Urinothorax treatment is relatively straightforward as it is directed toward correcting the underlying disease. If underlying disease are not correctable, prompt diversion or re-establishing distal drainage are the important principles of treatment. Draining the pleural effusion is necessary if the patient is symptomatic. Because urine leakage by kidney biopsy was the cause of urinothorax in our case, our management was focused on healing the leakage through the replacement of the Foley catheter and double-J stent, resulting in reduced leakage pressure. Periodic radionuclide scintigraphy was performed to check for urine leakage and the Foley catheter and double-J stent were removed after the urine leakage was resolved. Conservative management by replacing the Foley catheter and double-J stent may be sufficient to control urine leakage in the case of urinothorax from renal biopsy, as opposed to a more invasive technique.

Conclusions

In conclusion, the diagnosis and treatment of urinothorax begins with a high degree of suspicion. The clinician should keep in mind that urinothorax may occur after renal biopsy. When urinothorax is suspected, an early thoracentesis is indicated to confirm the biochemical characteristics such as pH, glucose, protein, creatinine, and LDH. In addition, a simultaneous blood sample should be taken to measure the pleural fluid/serum creatinine ratio. Early diagnosis and proper management targeted at the underlying disease should be performed to evade severe complications.

Funding

This study was not supported by any funding.
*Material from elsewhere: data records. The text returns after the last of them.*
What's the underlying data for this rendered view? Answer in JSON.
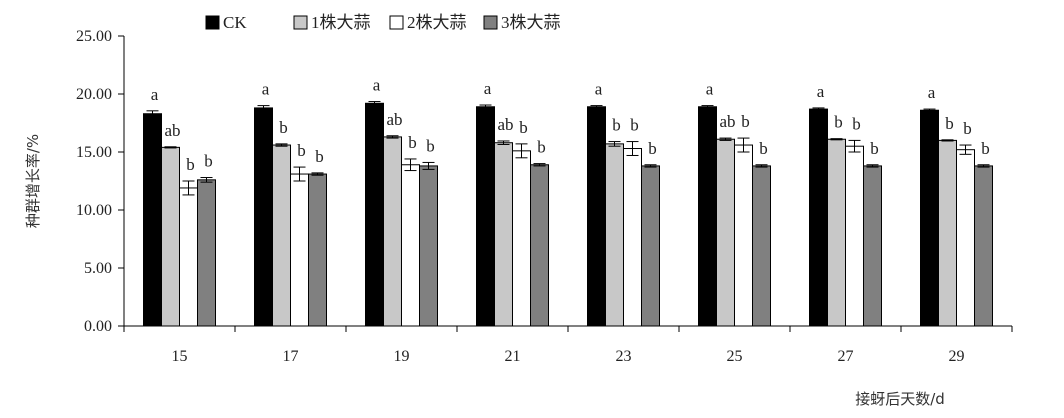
{
  "chart_data": {
    "type": "bar",
    "title": "",
    "xlabel": "接蚜后天数/d",
    "ylabel": "种群增长率/%",
    "ylim": [
      0,
      25
    ],
    "yticks": [
      "0.00",
      "5.00",
      "10.00",
      "15.00",
      "20.00",
      "25.00"
    ],
    "categories": [
      "15",
      "17",
      "19",
      "21",
      "23",
      "25",
      "27",
      "29"
    ],
    "legend_position": "top",
    "grid": false,
    "series": [
      {
        "name": "CK",
        "color": "#000000",
        "values": [
          18.3,
          18.8,
          19.2,
          18.9,
          18.9,
          18.9,
          18.7,
          18.6
        ],
        "errors": [
          0.25,
          0.2,
          0.15,
          0.15,
          0.1,
          0.1,
          0.1,
          0.1
        ],
        "labels": [
          "a",
          "a",
          "a",
          "a",
          "a",
          "a",
          "a",
          "a"
        ]
      },
      {
        "name": "1株大蒜",
        "color": "#c8c8c8",
        "values": [
          15.4,
          15.6,
          16.3,
          15.8,
          15.7,
          16.1,
          16.1,
          16.0
        ],
        "errors": [
          0.05,
          0.1,
          0.1,
          0.15,
          0.2,
          0.1,
          0.05,
          0.05
        ],
        "labels": [
          "ab",
          "b",
          "ab",
          "ab",
          "b",
          "ab",
          "b",
          "b"
        ]
      },
      {
        "name": "2株大蒜",
        "color": "#ffffff",
        "values": [
          11.9,
          13.1,
          13.9,
          15.1,
          15.3,
          15.6,
          15.5,
          15.2
        ],
        "errors": [
          0.6,
          0.6,
          0.5,
          0.6,
          0.6,
          0.6,
          0.5,
          0.4
        ],
        "labels": [
          "b",
          "b",
          "b",
          "b",
          "b",
          "b",
          "b",
          "b"
        ]
      },
      {
        "name": "3株大蒜",
        "color": "#808080",
        "values": [
          12.6,
          13.1,
          13.8,
          13.9,
          13.8,
          13.8,
          13.8,
          13.8
        ],
        "errors": [
          0.2,
          0.1,
          0.3,
          0.1,
          0.1,
          0.1,
          0.1,
          0.1
        ],
        "labels": [
          "b",
          "b",
          "b",
          "b",
          "b",
          "b",
          "b",
          "b"
        ]
      }
    ]
  }
}
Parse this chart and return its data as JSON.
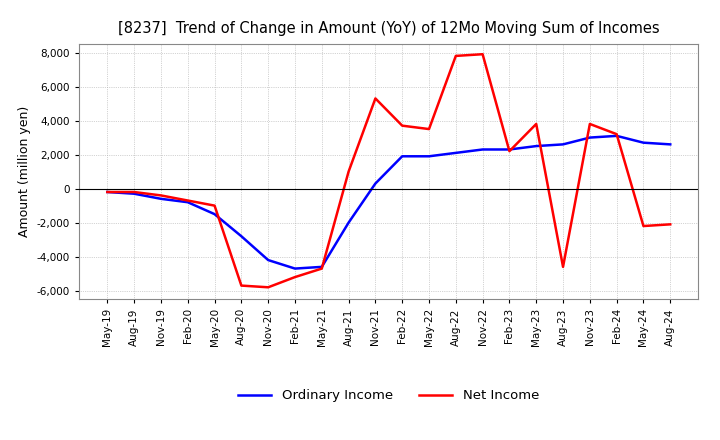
{
  "title": "[8237]  Trend of Change in Amount (YoY) of 12Mo Moving Sum of Incomes",
  "ylabel": "Amount (million yen)",
  "ylim": [
    -6500,
    8500
  ],
  "yticks": [
    -6000,
    -4000,
    -2000,
    0,
    2000,
    4000,
    6000,
    8000
  ],
  "x_labels": [
    "May-19",
    "Aug-19",
    "Nov-19",
    "Feb-20",
    "May-20",
    "Aug-20",
    "Nov-20",
    "Feb-21",
    "May-21",
    "Aug-21",
    "Nov-21",
    "Feb-22",
    "May-22",
    "Aug-22",
    "Nov-22",
    "Feb-23",
    "May-23",
    "Aug-23",
    "Nov-23",
    "Feb-24",
    "May-24",
    "Aug-24"
  ],
  "ordinary_income": [
    -200,
    -300,
    -600,
    -800,
    -1500,
    -2800,
    -4200,
    -4700,
    -4600,
    -2000,
    300,
    1900,
    1900,
    2100,
    2300,
    2300,
    2500,
    2600,
    3000,
    3100,
    2700,
    2600
  ],
  "net_income": [
    -200,
    -200,
    -400,
    -700,
    -1000,
    -5700,
    -5800,
    -5200,
    -4700,
    1000,
    5300,
    3700,
    3500,
    7800,
    7900,
    2200,
    3800,
    -4600,
    3800,
    3200,
    -2200,
    -2100
  ],
  "ordinary_color": "#0000ff",
  "net_color": "#ff0000",
  "legend_labels": [
    "Ordinary Income",
    "Net Income"
  ],
  "background_color": "#ffffff",
  "grid_color": "#aaaaaa"
}
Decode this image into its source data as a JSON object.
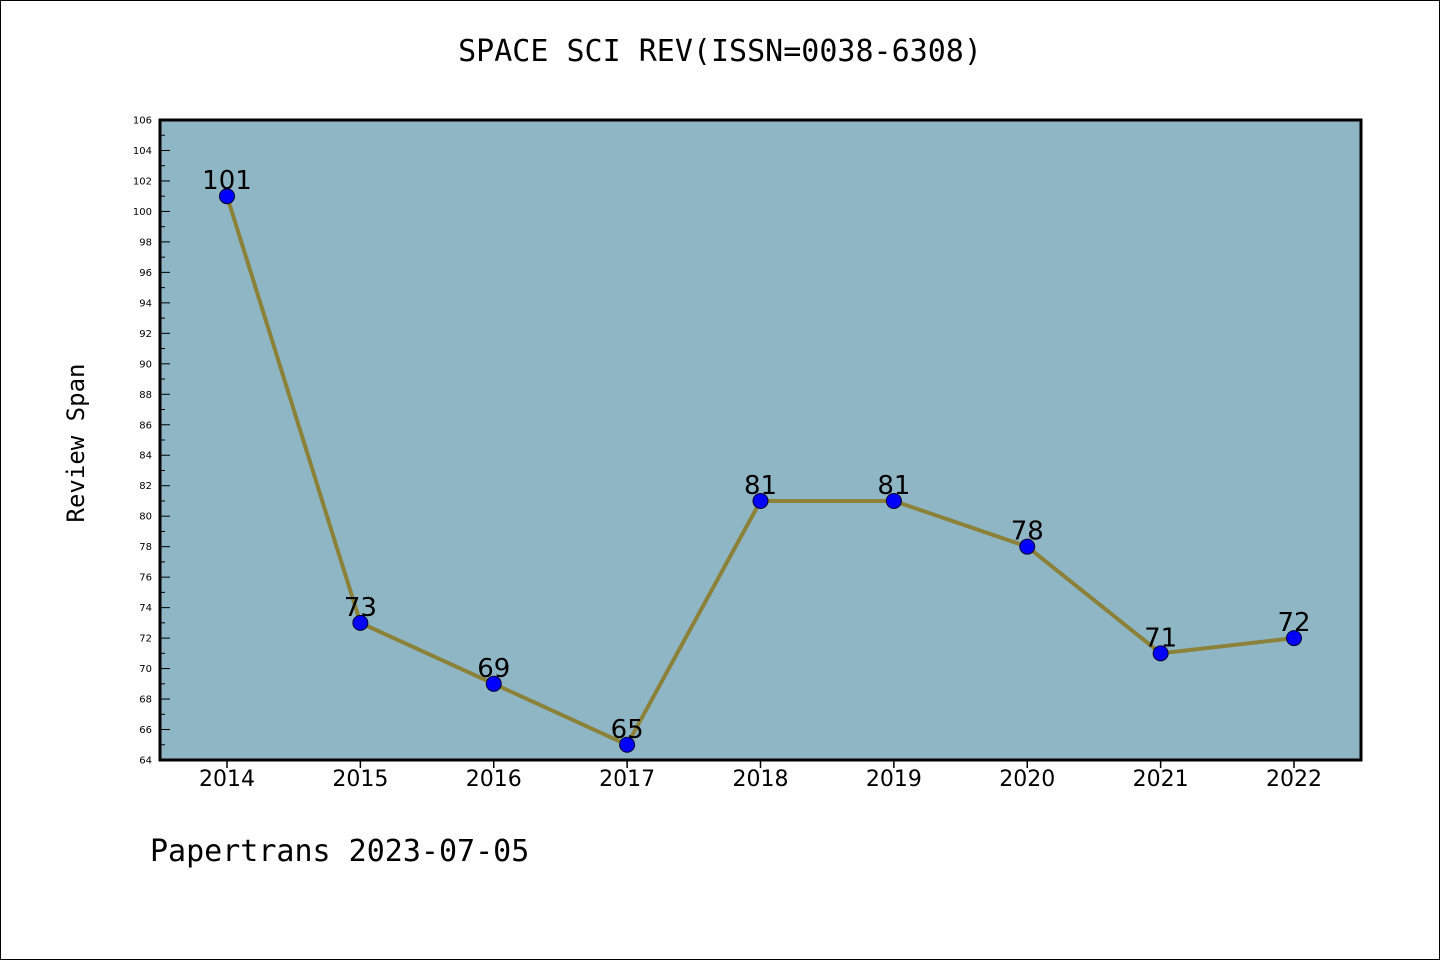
{
  "chart_data": {
    "type": "line",
    "title": "SPACE SCI REV(ISSN=0038-6308)",
    "ylabel": "Review Span",
    "xlabel": "",
    "categories": [
      "2014",
      "2015",
      "2016",
      "2017",
      "2018",
      "2019",
      "2020",
      "2021",
      "2022"
    ],
    "series": [
      {
        "values": [
          101,
          73,
          69,
          65,
          81,
          81,
          78,
          71,
          72
        ]
      }
    ],
    "data_labels": [
      "101",
      "73",
      "69",
      "65",
      "81",
      "81",
      "78",
      "71",
      "72"
    ],
    "ylim": [
      64,
      106
    ],
    "yticks": [
      "64",
      "66",
      "68",
      "70",
      "72",
      "74",
      "76",
      "78",
      "80",
      "82",
      "84",
      "86",
      "88",
      "90",
      "92",
      "94",
      "96",
      "98",
      "100",
      "102",
      "104",
      "106"
    ],
    "grid": false,
    "colors": {
      "plot_background": "#8fb6c5",
      "line": "#8b8138",
      "marker": "#0000ff"
    }
  },
  "footer": "Papertrans 2023-07-05"
}
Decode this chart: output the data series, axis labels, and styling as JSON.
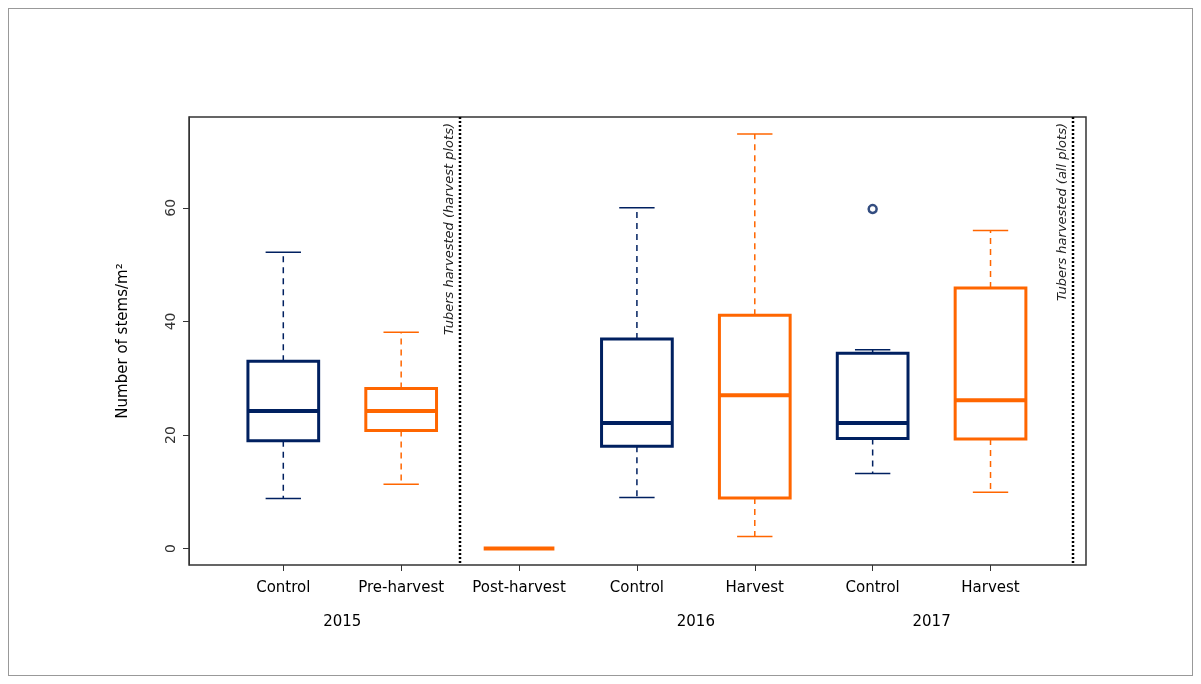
{
  "chart_data": {
    "type": "box",
    "ylabel": "Number of stems/m²",
    "categories": [
      "Control",
      "Pre-harvest",
      "Post-harvest",
      "Control",
      "Harvest",
      "Control",
      "Harvest"
    ],
    "colors": [
      "#002060",
      "#ff6600",
      "#ff6600",
      "#002060",
      "#ff6600",
      "#002060",
      "#ff6600"
    ],
    "boxes": [
      {
        "low": 8.8,
        "q1": 19.0,
        "median": 24.2,
        "q3": 33.0,
        "high": 52.2
      },
      {
        "low": 11.3,
        "q1": 20.8,
        "median": 24.2,
        "q3": 28.2,
        "high": 38.1
      },
      {
        "low": 0,
        "q1": 0,
        "median": 0,
        "q3": 0,
        "high": 0
      },
      {
        "low": 9.0,
        "q1": 18.0,
        "median": 22.1,
        "q3": 36.9,
        "high": 60.0
      },
      {
        "low": 2.1,
        "q1": 8.9,
        "median": 27.0,
        "q3": 41.1,
        "high": 73.0
      },
      {
        "low": 13.2,
        "q1": 19.4,
        "median": 22.1,
        "q3": 34.4,
        "high": 35.0,
        "outliers": [
          59.8
        ]
      },
      {
        "low": 9.9,
        "q1": 19.3,
        "median": 26.1,
        "q3": 45.9,
        "high": 56.0
      }
    ],
    "ylim": [
      -2.9,
      76
    ],
    "yticks": [
      0,
      20,
      40,
      60
    ],
    "grid": false,
    "annotations": [
      "Tubers harvested (harvest plots)",
      "Tubers harvested (all plots)",
      "2015",
      "2016",
      "2017"
    ]
  }
}
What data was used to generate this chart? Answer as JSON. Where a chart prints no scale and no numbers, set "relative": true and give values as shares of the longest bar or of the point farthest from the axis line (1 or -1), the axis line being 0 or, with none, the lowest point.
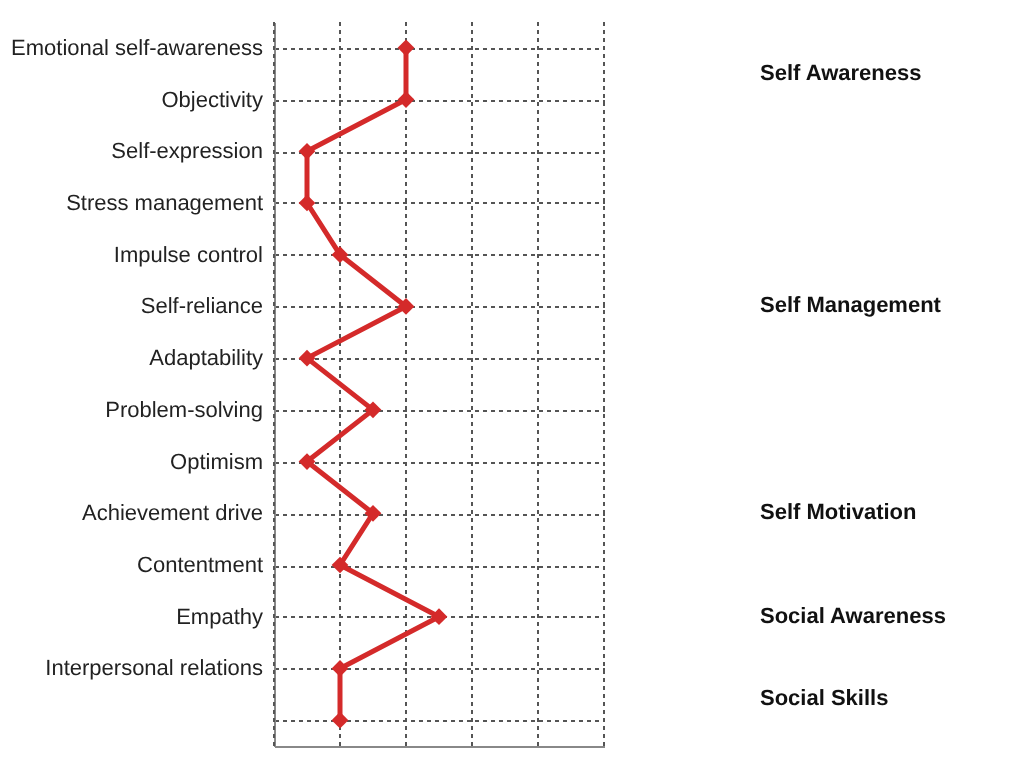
{
  "chart_data": {
    "type": "line",
    "relative": true,
    "orientation": "horizontal",
    "categories": [
      "Emotional self-awareness",
      "Objectivity",
      "Self-expression",
      "Stress management",
      "Impulse control",
      "Self-reliance",
      "Adaptability",
      "Problem-solving",
      "Optimism",
      "Achievement drive",
      "Contentment",
      "Empathy",
      "Interpersonal relations",
      null
    ],
    "series": [
      {
        "color": "#d42a2a",
        "values": [
          0.8,
          0.8,
          0.2,
          0.2,
          0.4,
          0.8,
          0.2,
          0.6,
          0.2,
          0.6,
          0.4,
          1,
          0.4,
          0.4
        ]
      }
    ],
    "marker": "diamond",
    "line_style": "solid",
    "grid": true,
    "annotations": [
      "Self Awareness",
      "Self Management",
      "Self Motivation",
      "Social Awareness",
      "Social Skills"
    ]
  }
}
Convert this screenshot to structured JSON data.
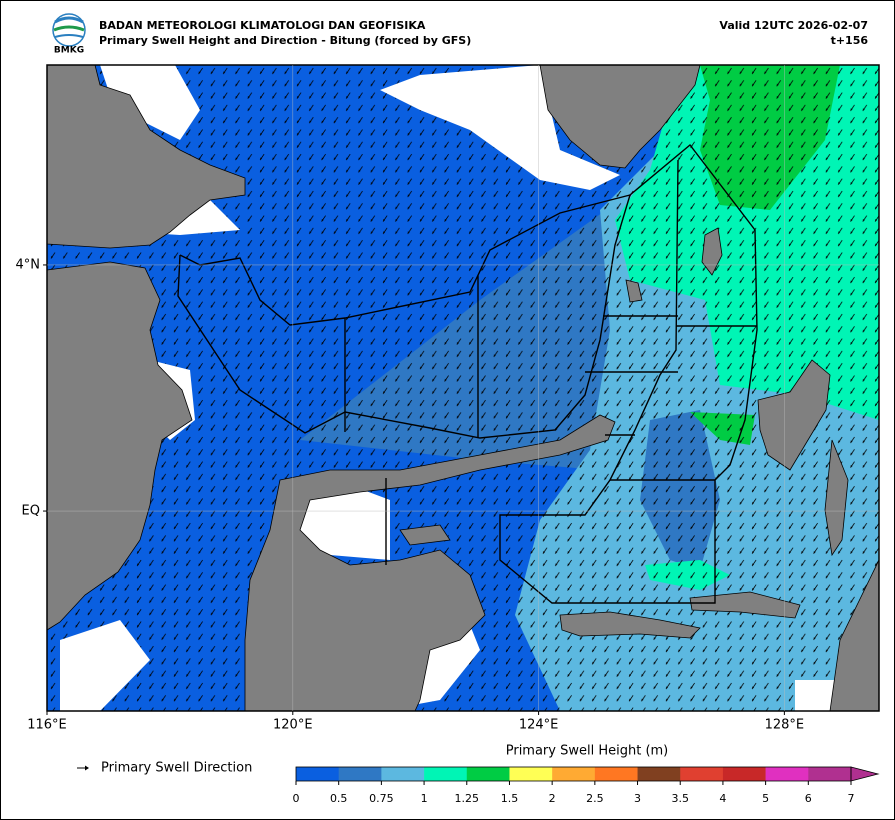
{
  "header": {
    "agency": "BADAN METEOROLOGI KLIMATOLOGI DAN GEOFISIKA",
    "title": "Primary Swell Height and Direction - Bitung (forced by GFS)",
    "valid": "Valid 12UTC 2026-02-07",
    "lead": "t+156",
    "logo_text": "BMKG"
  },
  "map": {
    "xlim": [
      116,
      129.54
    ],
    "ylim": [
      -3.25,
      7.25
    ],
    "xticks": [
      {
        "value": 116,
        "label": "116°E"
      },
      {
        "value": 120,
        "label": "120°E"
      },
      {
        "value": 124,
        "label": "124°E"
      },
      {
        "value": 128,
        "label": "128°E"
      }
    ],
    "yticks": [
      {
        "value": 4,
        "label": "4°N"
      },
      {
        "value": 0,
        "label": "EQ"
      }
    ],
    "grid": true
  },
  "legend": {
    "label": "Primary Swell Direction"
  },
  "colorbar": {
    "title": "Primary Swell Height (m)",
    "levels": [
      0,
      0.5,
      0.75,
      1,
      1.25,
      1.5,
      2,
      2.5,
      3,
      3.5,
      4,
      5,
      6,
      7
    ],
    "colors": [
      "#0a5fe0",
      "#2f78c4",
      "#5cb8e0",
      "#00f5b5",
      "#00cc44",
      "#ffff55",
      "#ffaa33",
      "#ff7722",
      "#804020",
      "#e04030",
      "#c82828",
      "#e030c0",
      "#b03090"
    ],
    "extend": "max"
  }
}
Availability of data and materials

The data supporting the conclusions of this article is included within the article.

Ethics approval and consent to participate

Not applicable; Ethics approval for case report in our institution is not required.

Consent for publication

Written informed consent was obtained from the patient for publication of this case report and any accompanying images. The authors adhered to CARE guidelines/methodology.

Competing interests

The authors declare that they have no competing interests.